About a year ago, the bridge was completed and as a result, Santa Teresa has become a modern-day backpacker boomtown. It’s certain to change quickly within the next few years as tourism brings in a fresh infusion of capital and cosmopolitan influences, so experience this still-rugged adventurer outpost now. The crowd is fairly young – I saw a few spirited (non-local) folks who were probably 50+, but most are the 20’s-30’s range. The music thumps at all hours of the day and night, so bring earplugs if you’re sensitive.

The main street in town is the only one that’s finished. Both the streets in the village and roads leading into town are still bumpy rock and dirt. The town is compact, most buildings are one-story, and all the roofs in town are corrugated metal weighted down with big chunks of river rock. There are bars aplenty to offer cheap drinks and all-day happy hour. The juice bars are cheap and the produce fresh. The hostels are reasonably backpacker budget priced and comfortable. The people in the town are laid back – something not always easy to find in Peru.

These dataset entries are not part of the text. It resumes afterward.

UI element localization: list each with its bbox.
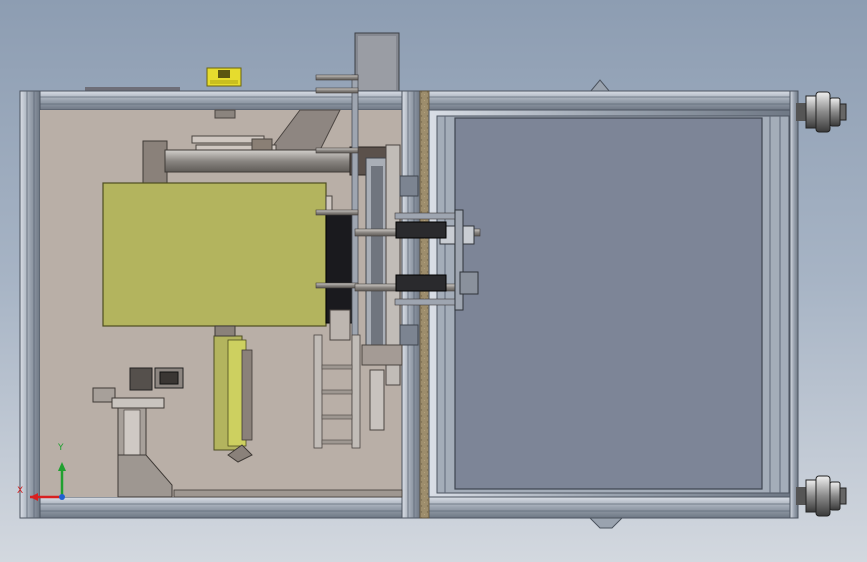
- axis-y-label: Y: [58, 443, 64, 453]
- base-plate: [173, 489, 403, 498]
- right-frame-rail: [789, 90, 799, 519]
- assembly-drawing: [19, 32, 847, 529]
- left-frame-rail: [19, 90, 41, 519]
- top-plate-edge: [85, 87, 180, 91]
- yellow-panel: [102, 182, 327, 327]
- yellow-clamp-part: [206, 67, 242, 87]
- caster-wheel-top: [796, 91, 847, 133]
- right-compartment: [428, 109, 797, 498]
- top-bracket-block: [354, 32, 400, 94]
- bottom-hook: [588, 517, 624, 529]
- origin-dot: [59, 494, 65, 500]
- axis-x-label: X: [17, 486, 24, 496]
- caster-wheel-bottom: [796, 475, 847, 517]
- cad-viewport[interactable]: X Y: [0, 0, 867, 562]
- lower-mechanism: [213, 325, 253, 463]
- top-hook: [588, 79, 612, 93]
- dark-motor-block: [325, 212, 355, 324]
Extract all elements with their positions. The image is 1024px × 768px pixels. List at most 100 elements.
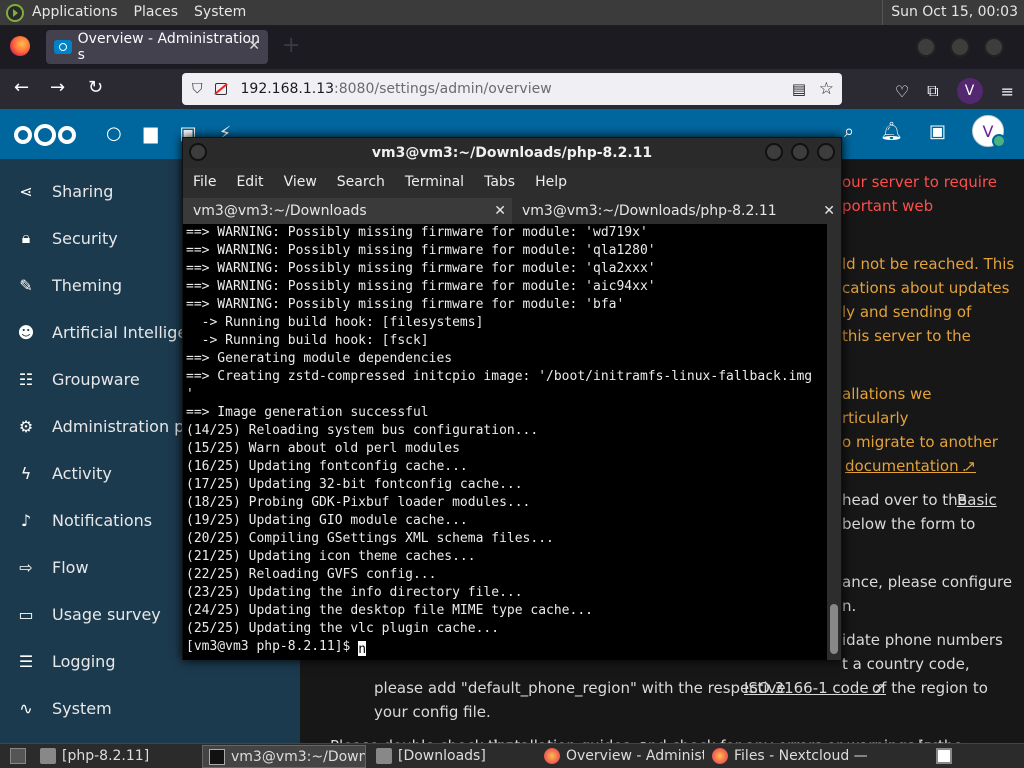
prompt-text: [vm3@vm3 php-8.2.11]$ [186,639,359,654]
close-window-button[interactable] [984,37,1004,57]
warning-text: o migrate to another [842,433,998,451]
bottom-taskbar: [php-8.2.11] vm3@vm3:~/Downl... [Downloa… [0,743,1024,768]
sidebar-item-label: Flow [52,557,89,577]
bell-icon: ♪ [20,510,32,530]
terminal-line: (21/25) Updating icon theme caches... [186,549,476,564]
close-window-button[interactable] [817,143,835,161]
firefox-icon [712,748,728,764]
sidebar-item-label: Theming [52,275,123,295]
close-tab-icon[interactable]: ✕ [494,198,506,224]
window-menu-button[interactable] [189,143,207,161]
window-controls [916,37,1004,57]
warning-text: allations we [842,385,932,403]
applications-menu[interactable]: Applications [24,0,126,25]
info-text: below the form to [842,515,976,533]
close-tab-icon[interactable]: ✕ [823,198,835,224]
terminal-line: ' [186,387,194,402]
browser-tab-overview[interactable]: Overview - Administration s ✕ [46,30,268,64]
sidebar-item-label: Security [52,228,118,248]
sidebar-item-label: Notifications [52,510,153,530]
iso-code-link[interactable]: ISO 3166-1 code ↗ [744,679,886,697]
menu-file[interactable]: File [183,174,226,190]
warning-text: our server to require [842,173,998,191]
maximize-button[interactable] [950,37,970,57]
reload-icon[interactable]: ↻ [88,77,103,98]
system-menu[interactable]: System [186,0,254,25]
taskbar-item-firefox-files[interactable]: Files - Nextcloud — ... [706,745,872,768]
minimize-button[interactable] [765,143,783,161]
search-icon[interactable]: ⌕ [844,121,854,142]
show-desktop-icon[interactable] [4,745,34,768]
pocket-icon[interactable]: ♡ [895,82,909,101]
terminal-tab-downloads[interactable]: vm3@vm3:~/Downloads ✕ [183,198,512,224]
panel-clock[interactable]: Sun Oct 15, 00:03 [882,0,1018,25]
insecure-lock-icon[interactable] [214,83,227,95]
menu-edit[interactable]: Edit [226,174,273,190]
menu-search[interactable]: Search [327,174,395,190]
terminal-line: ==> Creating zstd-compressed initcpio im… [186,369,813,384]
terminal-line: (16/25) Updating fontconfig cache... [186,459,468,474]
maximize-button[interactable] [791,143,809,161]
distro-logo-icon[interactable] [6,3,24,22]
menu-icon[interactable]: ≡ [1001,82,1014,101]
menu-help[interactable]: Help [525,174,577,190]
warning-text: rticularly [842,409,909,427]
firefox-icon[interactable] [10,36,30,56]
sidebar-item-label: System [52,698,112,718]
terminal-line: (25/25) Updating the vlc plugin cache... [186,621,500,636]
sidebar-item-system[interactable]: ∿ System [0,688,300,728]
new-tab-icon[interactable]: + [282,33,300,58]
terminal-icon [209,749,225,765]
menu-view[interactable]: View [274,174,327,190]
taskbar-item-php-folder[interactable]: [php-8.2.11] [34,745,198,768]
minimize-button[interactable] [916,37,936,57]
terminal-lines: ==> WARNING: Possibly missing firmware f… [186,224,827,638]
nav-toolbar: ← → ↻ ⛉ 192.168.1.13:8080/settings/admin… [0,69,1024,109]
forward-arrow-icon[interactable]: → [50,77,65,98]
places-menu[interactable]: Places [126,0,187,25]
scrollbar-thumb[interactable] [830,604,838,654]
terminal-line: (19/25) Updating GIO module cache... [186,513,468,528]
menu-tabs[interactable]: Tabs [474,174,525,190]
reader-view-icon[interactable]: ▤ [792,80,806,98]
browser-tab-title: Overview - Administration s [77,31,260,63]
basic-settings-link[interactable]: Basic [957,491,997,509]
url-bar[interactable]: ⛉ 192.168.1.13:8080/settings/admin/overv… [182,73,842,105]
share-icon: ⋖ [19,181,33,201]
close-tab-icon[interactable]: ✕ [248,38,260,54]
bookmark-star-icon[interactable]: ☆ [819,79,834,99]
workspace-switcher[interactable] [932,745,960,768]
taskbar-item-firefox-overview[interactable]: Overview - Administ... [538,745,704,768]
lock-icon: 🔒︎ [21,228,31,247]
notifications-bell-icon[interactable]: 🔔︎ [880,121,903,142]
menu-terminal[interactable]: Terminal [395,174,474,190]
back-arrow-icon[interactable]: ← [14,77,29,98]
lightning-icon: ϟ [20,463,32,483]
contacts-icon[interactable]: ▣ [929,121,946,142]
taskbar-item-terminal[interactable]: vm3@vm3:~/Downl... [202,745,366,768]
terminal-title: vm3@vm3:~/Downloads/php-8.2.11 [371,145,653,161]
monitor-icon: ▭ [18,604,34,624]
terminal-tab-php[interactable]: vm3@vm3:~/Downloads/php-8.2.11 ✕ [512,198,841,224]
folder-icon [40,748,56,764]
sidebar-item-label: Sharing [52,181,114,201]
documentation-link[interactable]: documentation ↗ [845,457,976,475]
user-avatar[interactable]: V [972,115,1006,148]
terminal-line: ==> WARNING: Possibly missing firmware f… [186,243,656,258]
account-avatar[interactable]: V [956,78,983,104]
terminal-output[interactable]: ==> WARNING: Possibly missing firmware f… [183,224,827,660]
info-text: of the region to [872,679,988,697]
files-icon[interactable]: ▆ [144,123,158,144]
nextcloud-header-right: ⌕ 🔔︎ ▣ V [844,115,1006,148]
info-text: please add "default_phone_region" with t… [374,679,786,697]
info-text: ance, please configure [842,573,1013,591]
taskbar-item-downloads-folder[interactable]: [Downloads] [370,745,534,768]
terminal-titlebar[interactable]: vm3@vm3:~/Downloads/php-8.2.11 [183,138,841,168]
pulse-icon: ∿ [19,698,33,718]
shield-icon[interactable]: ⛉ [192,81,203,97]
nextcloud-logo-icon[interactable] [14,124,76,147]
dashboard-icon[interactable]: ○ [106,123,122,144]
firefox-icon [544,748,560,764]
terminal-scrollbar[interactable] [827,224,841,660]
extensions-icon[interactable]: ⧉ [927,81,938,101]
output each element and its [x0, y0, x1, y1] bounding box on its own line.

The town plaza is brand new. The statues in the plaza are supposed depict Andean people in traditional dress, but I swear the facial features on those bronze statues looked white to me. The town has a real dichotomy in that one can find artsy BBQ joints, vegan eco-camps and the outdoor village butcher block (where if you are lucky, you might see a bloody cow head swinging in the open breeze) all on the same street.

And of course, there are the hot springs. Going only for the hot springs would be perfectly reasonable. Add the fact that Machu Picchu is only two mountains and an 8-kilometer walk on the train tracks away and you’ve got a town that is a true backpacker destination.

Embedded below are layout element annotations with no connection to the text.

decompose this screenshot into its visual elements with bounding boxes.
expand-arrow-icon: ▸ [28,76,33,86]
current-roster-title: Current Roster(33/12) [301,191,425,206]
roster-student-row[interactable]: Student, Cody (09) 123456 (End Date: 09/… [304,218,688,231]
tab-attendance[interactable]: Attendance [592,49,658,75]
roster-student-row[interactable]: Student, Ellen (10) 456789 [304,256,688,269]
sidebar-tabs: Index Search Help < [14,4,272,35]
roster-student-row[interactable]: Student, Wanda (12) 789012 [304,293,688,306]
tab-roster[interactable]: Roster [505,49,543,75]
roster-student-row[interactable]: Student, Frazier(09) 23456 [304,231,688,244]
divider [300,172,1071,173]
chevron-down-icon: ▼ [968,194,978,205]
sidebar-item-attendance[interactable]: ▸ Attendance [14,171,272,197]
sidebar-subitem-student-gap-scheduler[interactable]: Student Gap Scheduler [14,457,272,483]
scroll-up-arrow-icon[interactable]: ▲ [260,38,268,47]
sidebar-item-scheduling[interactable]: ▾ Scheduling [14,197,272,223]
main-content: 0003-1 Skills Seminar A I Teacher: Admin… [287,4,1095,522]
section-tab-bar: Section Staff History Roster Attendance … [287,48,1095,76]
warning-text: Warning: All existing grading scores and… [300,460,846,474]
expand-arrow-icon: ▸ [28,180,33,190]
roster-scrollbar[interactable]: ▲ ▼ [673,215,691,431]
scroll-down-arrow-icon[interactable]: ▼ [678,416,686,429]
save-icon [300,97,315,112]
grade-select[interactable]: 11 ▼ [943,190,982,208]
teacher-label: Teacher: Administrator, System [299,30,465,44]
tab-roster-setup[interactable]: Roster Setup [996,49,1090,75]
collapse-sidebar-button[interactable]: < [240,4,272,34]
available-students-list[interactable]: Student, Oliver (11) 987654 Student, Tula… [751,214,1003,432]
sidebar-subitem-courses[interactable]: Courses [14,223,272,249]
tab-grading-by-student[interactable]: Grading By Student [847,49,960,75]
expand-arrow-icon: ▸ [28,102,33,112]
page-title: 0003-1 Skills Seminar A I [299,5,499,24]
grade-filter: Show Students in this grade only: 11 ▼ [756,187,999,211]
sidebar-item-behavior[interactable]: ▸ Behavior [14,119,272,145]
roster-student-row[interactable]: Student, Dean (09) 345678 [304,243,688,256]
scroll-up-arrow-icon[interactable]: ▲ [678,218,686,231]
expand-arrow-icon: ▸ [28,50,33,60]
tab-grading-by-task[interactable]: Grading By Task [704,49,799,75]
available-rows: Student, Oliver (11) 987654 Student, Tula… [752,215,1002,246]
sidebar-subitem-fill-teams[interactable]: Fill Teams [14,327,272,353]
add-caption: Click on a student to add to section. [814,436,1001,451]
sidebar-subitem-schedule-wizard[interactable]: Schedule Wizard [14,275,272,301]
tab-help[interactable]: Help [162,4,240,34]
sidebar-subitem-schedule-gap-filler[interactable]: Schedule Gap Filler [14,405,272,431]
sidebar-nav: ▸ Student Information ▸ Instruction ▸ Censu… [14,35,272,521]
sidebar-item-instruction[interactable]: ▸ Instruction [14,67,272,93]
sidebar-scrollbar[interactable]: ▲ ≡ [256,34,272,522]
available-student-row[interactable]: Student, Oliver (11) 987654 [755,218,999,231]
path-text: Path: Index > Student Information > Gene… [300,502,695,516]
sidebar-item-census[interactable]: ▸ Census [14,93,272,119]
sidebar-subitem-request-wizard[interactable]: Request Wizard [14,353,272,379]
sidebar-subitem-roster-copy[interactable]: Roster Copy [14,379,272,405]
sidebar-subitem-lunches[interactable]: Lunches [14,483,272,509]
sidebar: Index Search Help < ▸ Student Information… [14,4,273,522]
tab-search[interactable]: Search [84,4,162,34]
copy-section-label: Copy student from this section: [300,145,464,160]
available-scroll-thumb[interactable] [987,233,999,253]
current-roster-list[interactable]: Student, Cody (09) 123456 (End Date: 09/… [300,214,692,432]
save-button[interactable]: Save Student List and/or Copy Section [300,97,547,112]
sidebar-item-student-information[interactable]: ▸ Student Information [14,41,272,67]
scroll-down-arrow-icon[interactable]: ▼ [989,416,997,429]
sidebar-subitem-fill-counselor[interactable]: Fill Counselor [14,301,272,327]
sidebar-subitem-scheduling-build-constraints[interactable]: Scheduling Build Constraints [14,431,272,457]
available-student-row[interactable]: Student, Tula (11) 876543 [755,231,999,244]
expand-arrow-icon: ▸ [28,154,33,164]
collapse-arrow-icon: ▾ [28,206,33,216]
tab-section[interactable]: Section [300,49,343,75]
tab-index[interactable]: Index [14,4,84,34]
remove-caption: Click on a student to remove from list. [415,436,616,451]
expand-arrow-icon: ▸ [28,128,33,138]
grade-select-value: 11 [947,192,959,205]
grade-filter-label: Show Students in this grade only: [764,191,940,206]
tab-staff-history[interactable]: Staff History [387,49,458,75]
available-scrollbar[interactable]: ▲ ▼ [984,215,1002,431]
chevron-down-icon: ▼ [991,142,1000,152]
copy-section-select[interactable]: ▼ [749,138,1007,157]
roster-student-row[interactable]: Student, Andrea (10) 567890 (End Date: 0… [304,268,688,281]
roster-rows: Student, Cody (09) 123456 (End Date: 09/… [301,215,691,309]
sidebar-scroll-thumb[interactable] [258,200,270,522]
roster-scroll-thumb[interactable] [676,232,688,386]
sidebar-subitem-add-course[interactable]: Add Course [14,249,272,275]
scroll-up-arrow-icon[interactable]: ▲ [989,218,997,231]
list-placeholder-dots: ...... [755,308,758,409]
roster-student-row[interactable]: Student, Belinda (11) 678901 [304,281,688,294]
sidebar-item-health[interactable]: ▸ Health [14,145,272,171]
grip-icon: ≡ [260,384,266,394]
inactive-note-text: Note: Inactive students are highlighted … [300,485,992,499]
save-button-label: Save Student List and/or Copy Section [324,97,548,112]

The routes in and around Cusco have been well-worn with tourism within the past few decades, taming some of the wildness of the area, but Santa Teresa is still a rough little gem. If you don’t care to take the European-owned (and stupidly expensive) Orient Express Train, the Inca Trail or another long hike in, this is the spot you’re looking for. The main town around Machu Picchu, Aguas Calientes, where the stupidly expensive train runs is much more touristy and busy. And the hot springs are nowhere near as nice as those in Santa Teresa.

Keep in mind that it would be difficult to wake up in Santa Teresa, hike on the tracks to Machu Picchu, hike up the mountain and fully enjoy the ruins and hike back all in one day. Aguas Calientes is my least favorite town in Peru, but the day you go to Machu Picchu, you might as well plan on spending the night there. The kind hostel owners in Santa Teresa will gladly hold your packs the day you’re gone if you want to check out of your room and save a few soles.